NCMEC describes a newer online exploitation crime directed towards children called "sextortion" which "often starts when a child is targeted and blackmailed by an individual they met online who obtained a sexual image from the child through deceit or coercion." With most online exploitation crimes, 98 percent of reported offenders were seemingly unknown to the child, but with sextortion, 60 percent of the time the offender is known by the victim, according to a report.


Online enticement and sextortion often end with child sexual abuse material (CSAM) being circulated online, said the NCMEC. And it doesn’t end there. "The crime also often branches into Child Sex Trafficking (CST), when online advertisements for child victims of CST are posted on the internet."
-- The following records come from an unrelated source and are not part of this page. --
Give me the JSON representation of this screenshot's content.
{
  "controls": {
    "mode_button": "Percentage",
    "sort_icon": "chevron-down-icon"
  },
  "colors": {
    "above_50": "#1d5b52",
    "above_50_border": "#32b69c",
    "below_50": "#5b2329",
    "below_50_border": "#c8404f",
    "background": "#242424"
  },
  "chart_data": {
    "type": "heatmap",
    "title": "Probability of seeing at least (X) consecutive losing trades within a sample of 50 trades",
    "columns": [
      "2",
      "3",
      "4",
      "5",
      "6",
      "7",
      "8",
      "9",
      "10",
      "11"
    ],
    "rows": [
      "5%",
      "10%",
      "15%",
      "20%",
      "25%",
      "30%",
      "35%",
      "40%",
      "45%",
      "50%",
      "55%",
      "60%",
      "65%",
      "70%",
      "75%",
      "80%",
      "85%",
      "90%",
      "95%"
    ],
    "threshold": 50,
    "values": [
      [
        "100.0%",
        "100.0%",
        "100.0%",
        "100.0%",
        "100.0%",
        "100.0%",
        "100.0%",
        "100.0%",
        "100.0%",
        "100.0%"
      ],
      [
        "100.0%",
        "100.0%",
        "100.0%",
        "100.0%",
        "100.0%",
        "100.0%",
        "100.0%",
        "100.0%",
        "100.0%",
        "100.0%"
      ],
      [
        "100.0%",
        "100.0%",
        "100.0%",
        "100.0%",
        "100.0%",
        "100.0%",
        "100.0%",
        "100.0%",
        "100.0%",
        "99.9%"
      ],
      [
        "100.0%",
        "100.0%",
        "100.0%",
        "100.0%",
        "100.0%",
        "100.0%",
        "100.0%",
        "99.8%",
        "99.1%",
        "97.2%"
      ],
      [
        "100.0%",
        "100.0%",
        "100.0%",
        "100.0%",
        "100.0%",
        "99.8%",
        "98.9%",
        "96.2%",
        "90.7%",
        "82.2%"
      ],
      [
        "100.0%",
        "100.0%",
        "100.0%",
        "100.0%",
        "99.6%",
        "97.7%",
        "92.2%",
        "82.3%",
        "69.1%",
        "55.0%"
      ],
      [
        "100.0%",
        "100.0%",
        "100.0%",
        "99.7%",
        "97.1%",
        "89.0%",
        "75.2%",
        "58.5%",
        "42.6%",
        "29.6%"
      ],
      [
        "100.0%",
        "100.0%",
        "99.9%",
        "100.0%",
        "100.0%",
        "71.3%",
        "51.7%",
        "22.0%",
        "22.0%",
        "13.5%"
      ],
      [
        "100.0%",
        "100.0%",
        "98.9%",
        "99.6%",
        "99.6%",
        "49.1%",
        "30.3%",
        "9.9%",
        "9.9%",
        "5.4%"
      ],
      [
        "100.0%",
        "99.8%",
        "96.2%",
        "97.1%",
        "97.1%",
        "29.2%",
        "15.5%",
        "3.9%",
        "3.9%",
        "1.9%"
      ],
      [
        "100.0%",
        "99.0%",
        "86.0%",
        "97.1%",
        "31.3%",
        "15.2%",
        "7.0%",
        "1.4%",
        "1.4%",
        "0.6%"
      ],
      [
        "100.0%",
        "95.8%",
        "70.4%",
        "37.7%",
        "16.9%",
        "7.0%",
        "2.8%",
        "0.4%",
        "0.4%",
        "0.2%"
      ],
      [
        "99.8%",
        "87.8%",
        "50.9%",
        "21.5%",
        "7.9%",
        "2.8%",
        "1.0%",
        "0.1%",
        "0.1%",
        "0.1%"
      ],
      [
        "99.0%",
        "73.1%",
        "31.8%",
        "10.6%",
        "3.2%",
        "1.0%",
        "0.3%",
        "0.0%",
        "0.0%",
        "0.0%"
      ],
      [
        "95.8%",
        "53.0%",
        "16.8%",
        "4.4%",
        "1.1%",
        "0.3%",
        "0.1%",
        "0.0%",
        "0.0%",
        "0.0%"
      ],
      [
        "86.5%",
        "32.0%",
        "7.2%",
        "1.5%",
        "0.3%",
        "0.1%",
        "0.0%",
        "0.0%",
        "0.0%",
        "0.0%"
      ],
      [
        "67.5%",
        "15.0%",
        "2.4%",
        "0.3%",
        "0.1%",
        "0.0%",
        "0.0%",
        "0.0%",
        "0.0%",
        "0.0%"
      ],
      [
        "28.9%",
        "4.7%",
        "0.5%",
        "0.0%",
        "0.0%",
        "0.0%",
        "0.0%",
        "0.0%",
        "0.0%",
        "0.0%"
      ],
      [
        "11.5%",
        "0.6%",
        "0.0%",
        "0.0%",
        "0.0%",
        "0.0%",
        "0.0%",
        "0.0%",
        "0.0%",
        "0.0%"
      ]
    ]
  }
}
"The scary reality of online exploitation is that rates of crime are continually growing. In 2020, NCMEC saw a 97.5 percent increase of online enticement reports and in December 2021, our CyberTipline surpassed 100 million reports of suspected child sexual exploitation, nearly all related to images and videos of children circulating on the internet," the report said.


To combat child exploitation, NCMEC deployed their CyberTipline program in 1998 and the Child Victim Identification Program (CVIP) in 2002.


"CVIP operates on a dual mission to help provide information concerning previously identified child victims and to help locate unidentified child victims featured in sexually abusive images. Additionally, NCMEC hopes to prevent abuse through education and supports families and victims when child sexual exploitation occurs," they said.